What action chunk size should I use for Diffusion Policy?
Chi et al. (arXiv:2305.12171) found a prediction horizon of T_p = 16 steps and an action execution horizon of T_a = 8 steps at 10 Hz control frequency worked well across their benchmarks. The right chunk size depends on your control frequency and inference speed. Ke et al. (arXiv:2410.14868) showed flow matching reduces inference to 28 ms per step, enabling more frequent re-planning and potentially shorter execution horizons. The hard constraint: your demonstration trajectories must be collected at a fixed, known control frequency, and each trajectory needs to be at least 6× T_p long so the model sees enough temporal context during training.
How does demonstration quality affect Diffusion Policy performance?

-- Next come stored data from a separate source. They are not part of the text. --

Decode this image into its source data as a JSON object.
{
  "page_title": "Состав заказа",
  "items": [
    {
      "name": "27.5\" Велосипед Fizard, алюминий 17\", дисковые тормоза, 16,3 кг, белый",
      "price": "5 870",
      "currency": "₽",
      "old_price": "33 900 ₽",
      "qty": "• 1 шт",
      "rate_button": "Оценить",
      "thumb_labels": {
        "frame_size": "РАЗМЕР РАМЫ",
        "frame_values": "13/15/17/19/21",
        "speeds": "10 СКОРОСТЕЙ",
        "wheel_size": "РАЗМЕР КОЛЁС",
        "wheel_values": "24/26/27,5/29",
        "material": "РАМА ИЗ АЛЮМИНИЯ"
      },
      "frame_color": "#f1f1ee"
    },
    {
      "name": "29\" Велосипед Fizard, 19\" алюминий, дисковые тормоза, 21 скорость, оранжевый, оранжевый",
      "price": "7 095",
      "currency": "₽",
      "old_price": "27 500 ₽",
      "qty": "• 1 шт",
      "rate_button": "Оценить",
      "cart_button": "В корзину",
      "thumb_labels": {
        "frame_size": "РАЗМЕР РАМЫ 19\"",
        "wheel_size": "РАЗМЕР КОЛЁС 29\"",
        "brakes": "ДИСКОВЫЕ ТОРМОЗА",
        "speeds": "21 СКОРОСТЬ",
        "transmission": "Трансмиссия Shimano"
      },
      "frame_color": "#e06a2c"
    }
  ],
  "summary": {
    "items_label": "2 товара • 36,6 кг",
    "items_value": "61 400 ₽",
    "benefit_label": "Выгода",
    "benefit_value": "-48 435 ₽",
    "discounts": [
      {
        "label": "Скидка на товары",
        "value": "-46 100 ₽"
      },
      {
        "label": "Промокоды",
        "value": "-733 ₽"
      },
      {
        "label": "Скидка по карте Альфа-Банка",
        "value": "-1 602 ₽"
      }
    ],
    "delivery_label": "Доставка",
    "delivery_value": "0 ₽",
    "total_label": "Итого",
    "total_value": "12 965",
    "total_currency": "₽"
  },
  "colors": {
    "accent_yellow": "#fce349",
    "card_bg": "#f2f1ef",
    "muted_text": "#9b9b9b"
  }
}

Demonstration quality is arguably more important than demonstration quantity for diffusion policy robotics. Because the architecture predicts action chunks (sequences of 8–16 future actions per Chi et al. in arXiv:2305.12171), any temporal inconsistency in the training data—pauses, dropped frames, wavering between strategies within a single trajectory—gets encoded as part of the learned action distribution. At inference time, this shows up as jittery or hesitant behavior. Each demonstration should be temporally smooth, collected at a consistent control frequency (10–30 Hz with <1% dropped frames), and represent a committed strategy for completing the task. Filter out demonstrations where the operator paused for more than 500 ms or failed partway through. Diverse strategies across demonstrations (some go left, some go right) are good; indecision within a single demonstration is not.
Can I mix data from different robots to train Diffusion Policy?
Mixing data from different robots to train a single Diffusion Policy is not recommended without explicit architectural support. Sun et al. (arXiv:2502.10040) note that cross-embodiment transfer requires explicit action-space alignment or shared latent representations. Mixing demonstrations from a Franka Panda and a UR5 into a single Diffusion Policy training data set without embodiment-specific action decoders will typically produce worse results than training on either robot's data alone, according to Sun et al. The action spaces, joint limits, and kinematic structures differ enough that the diffusion model cannot produce coherent action chunks. If you need cross-embodiment generalization, consider VLA-style architectures that condition on embodiment tokens, or use a shared end-effector action space with robot-specific low-level controllers.